Once you have a trained reinforcement learning model, then you are ready to evaluate the performance of the AI's decisions in your simulation environment and then use the trained AI model in a real production environment. As part of getting started, you should have downloaded the included python scripts and configured an environment to run them. Now, we will modify and use those scripts to demonstrate using a trained model in response to HTTP requests, which can originate from a real system or from our simulation model. The process of using a trained machine learning model to make a prediction is known as inference.

Hosting an Inference Server

The flexsim_inference.py script contains the definition for a FlexSimInferenceServer class that inherits from BaseHTTPRequestHandler. It also contains a main() function that demonstrates loading a trained model and starting an HTTP server that uses the FlexSimInferenceServer class to respond to queries to make a prediction using the loaded AI model. This server is a simple example for demonstration purposes and not recommended for production. You should implement a more secure server for live systems.

In the flexsim_inference.py script, modify the model load name to the name used when training: "ChangeoverTimesModel"

Run the flexsim_inference.py script by pressing the Run Python File button at the top.
The python script should print that it is loading the model and starting the server.

In a web browser, navigate to localhost:80/?observation=3

This should query the server and return a value between 0 and 4. It should usually return 3.

Using the Server in the FlexSim Model

If it is not already open, reopen the ChangeoverTimesRL.fsm model in FlexSim.
In the Toolbox pane, double-click ReinforcementLearning1 to open its Properties.
In the On Request Action trigger, add the option to Query a Server for an Action and drag it above the random action option. This way, it will first try to query the server for an action, but it will take a random action is the server is unavailable. You can modify the Condition if you want to be able to enable or disable the model from trying to communicate with the server.

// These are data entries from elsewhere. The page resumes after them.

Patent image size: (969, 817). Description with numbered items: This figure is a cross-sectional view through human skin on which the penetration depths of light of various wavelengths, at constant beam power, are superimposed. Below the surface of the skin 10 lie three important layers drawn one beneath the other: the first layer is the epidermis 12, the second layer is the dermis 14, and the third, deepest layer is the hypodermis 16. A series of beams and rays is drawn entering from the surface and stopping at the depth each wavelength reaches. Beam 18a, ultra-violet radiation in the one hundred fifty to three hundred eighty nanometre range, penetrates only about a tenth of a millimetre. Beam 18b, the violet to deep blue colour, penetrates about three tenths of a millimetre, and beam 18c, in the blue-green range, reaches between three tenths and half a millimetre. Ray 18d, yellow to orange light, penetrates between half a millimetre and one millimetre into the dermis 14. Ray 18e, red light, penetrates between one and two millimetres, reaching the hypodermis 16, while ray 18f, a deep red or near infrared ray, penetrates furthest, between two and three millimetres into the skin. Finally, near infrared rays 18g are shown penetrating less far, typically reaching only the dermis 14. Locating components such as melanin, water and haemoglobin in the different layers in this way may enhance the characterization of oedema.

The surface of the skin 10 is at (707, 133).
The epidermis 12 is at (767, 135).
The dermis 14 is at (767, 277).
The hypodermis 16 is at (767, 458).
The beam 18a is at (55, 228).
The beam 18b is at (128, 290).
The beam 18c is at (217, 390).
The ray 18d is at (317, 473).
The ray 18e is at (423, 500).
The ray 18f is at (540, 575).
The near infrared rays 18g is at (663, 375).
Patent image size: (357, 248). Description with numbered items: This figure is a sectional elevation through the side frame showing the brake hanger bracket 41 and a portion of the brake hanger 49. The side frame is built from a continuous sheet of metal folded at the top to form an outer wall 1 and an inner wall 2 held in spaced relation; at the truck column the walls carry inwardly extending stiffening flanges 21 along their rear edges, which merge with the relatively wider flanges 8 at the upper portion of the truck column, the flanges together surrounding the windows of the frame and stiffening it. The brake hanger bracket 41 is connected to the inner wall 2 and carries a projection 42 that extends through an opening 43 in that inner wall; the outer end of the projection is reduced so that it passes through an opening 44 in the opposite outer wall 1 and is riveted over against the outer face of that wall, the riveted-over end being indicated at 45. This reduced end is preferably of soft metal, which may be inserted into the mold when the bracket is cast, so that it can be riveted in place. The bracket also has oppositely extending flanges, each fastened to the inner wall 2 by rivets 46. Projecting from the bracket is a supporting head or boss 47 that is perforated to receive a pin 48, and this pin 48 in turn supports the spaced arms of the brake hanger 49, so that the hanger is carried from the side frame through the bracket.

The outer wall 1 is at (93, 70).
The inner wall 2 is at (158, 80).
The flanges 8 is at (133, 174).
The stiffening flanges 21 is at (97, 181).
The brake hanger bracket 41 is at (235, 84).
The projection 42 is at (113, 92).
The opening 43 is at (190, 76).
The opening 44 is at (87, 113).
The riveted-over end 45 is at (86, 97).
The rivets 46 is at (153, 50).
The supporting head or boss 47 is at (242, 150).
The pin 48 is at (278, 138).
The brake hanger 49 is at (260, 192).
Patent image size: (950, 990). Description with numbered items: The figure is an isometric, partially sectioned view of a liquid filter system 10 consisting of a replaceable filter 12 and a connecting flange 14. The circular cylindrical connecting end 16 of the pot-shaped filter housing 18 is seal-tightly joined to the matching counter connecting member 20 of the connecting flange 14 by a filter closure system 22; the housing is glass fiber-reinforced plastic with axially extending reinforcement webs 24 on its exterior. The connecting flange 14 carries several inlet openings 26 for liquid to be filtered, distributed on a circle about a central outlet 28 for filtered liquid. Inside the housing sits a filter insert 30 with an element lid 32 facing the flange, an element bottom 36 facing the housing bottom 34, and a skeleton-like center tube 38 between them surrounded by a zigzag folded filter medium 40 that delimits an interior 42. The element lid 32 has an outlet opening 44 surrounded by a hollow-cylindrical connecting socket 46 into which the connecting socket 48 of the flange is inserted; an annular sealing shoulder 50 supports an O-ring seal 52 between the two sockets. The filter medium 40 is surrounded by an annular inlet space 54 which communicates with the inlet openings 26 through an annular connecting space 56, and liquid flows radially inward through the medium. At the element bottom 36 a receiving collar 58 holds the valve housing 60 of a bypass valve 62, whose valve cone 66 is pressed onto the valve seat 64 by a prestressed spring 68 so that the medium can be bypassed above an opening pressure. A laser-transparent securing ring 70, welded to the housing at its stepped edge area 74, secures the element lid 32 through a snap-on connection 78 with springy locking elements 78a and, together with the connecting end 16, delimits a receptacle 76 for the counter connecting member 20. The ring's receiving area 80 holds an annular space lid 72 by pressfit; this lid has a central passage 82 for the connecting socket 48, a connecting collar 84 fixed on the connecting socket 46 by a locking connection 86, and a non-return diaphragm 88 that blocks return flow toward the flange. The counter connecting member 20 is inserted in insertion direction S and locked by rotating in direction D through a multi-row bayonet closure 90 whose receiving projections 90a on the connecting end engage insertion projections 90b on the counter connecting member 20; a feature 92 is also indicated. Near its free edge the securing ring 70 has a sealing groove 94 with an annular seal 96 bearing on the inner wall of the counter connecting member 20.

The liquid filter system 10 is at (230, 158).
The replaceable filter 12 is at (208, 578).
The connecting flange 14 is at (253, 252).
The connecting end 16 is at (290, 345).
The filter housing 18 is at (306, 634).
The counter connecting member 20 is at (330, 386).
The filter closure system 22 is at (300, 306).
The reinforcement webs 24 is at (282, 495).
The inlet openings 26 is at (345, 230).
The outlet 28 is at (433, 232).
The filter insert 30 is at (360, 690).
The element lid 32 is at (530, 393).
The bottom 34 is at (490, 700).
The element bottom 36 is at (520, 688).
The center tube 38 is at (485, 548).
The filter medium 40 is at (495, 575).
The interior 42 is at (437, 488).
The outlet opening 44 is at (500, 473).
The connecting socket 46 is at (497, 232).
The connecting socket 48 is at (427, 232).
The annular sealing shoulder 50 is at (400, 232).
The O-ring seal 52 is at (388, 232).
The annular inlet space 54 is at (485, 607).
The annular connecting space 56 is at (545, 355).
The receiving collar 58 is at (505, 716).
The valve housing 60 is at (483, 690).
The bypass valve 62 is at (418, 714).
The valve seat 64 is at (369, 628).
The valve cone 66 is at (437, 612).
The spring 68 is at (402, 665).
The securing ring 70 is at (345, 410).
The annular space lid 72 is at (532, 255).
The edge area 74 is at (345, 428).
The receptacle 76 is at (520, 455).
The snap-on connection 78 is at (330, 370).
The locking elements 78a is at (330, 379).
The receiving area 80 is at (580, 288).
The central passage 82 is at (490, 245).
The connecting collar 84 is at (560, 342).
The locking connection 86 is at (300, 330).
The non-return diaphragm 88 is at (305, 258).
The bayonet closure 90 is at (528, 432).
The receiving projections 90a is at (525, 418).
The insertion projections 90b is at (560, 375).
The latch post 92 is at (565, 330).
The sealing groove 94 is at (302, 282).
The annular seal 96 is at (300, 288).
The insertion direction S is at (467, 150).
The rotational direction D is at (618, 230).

Click on the OK button to apply your changes and close the window.
Ensure that your python inference server is still running. If you stopped it, start it again.
Reset and Run the model. The model should now query the server with an observation, receive a predicted action, and use that action when pulling each item. You should see the ItemType parameter set to predicted values that try to minimize the changeover times by pulling matching itemtypes when possible.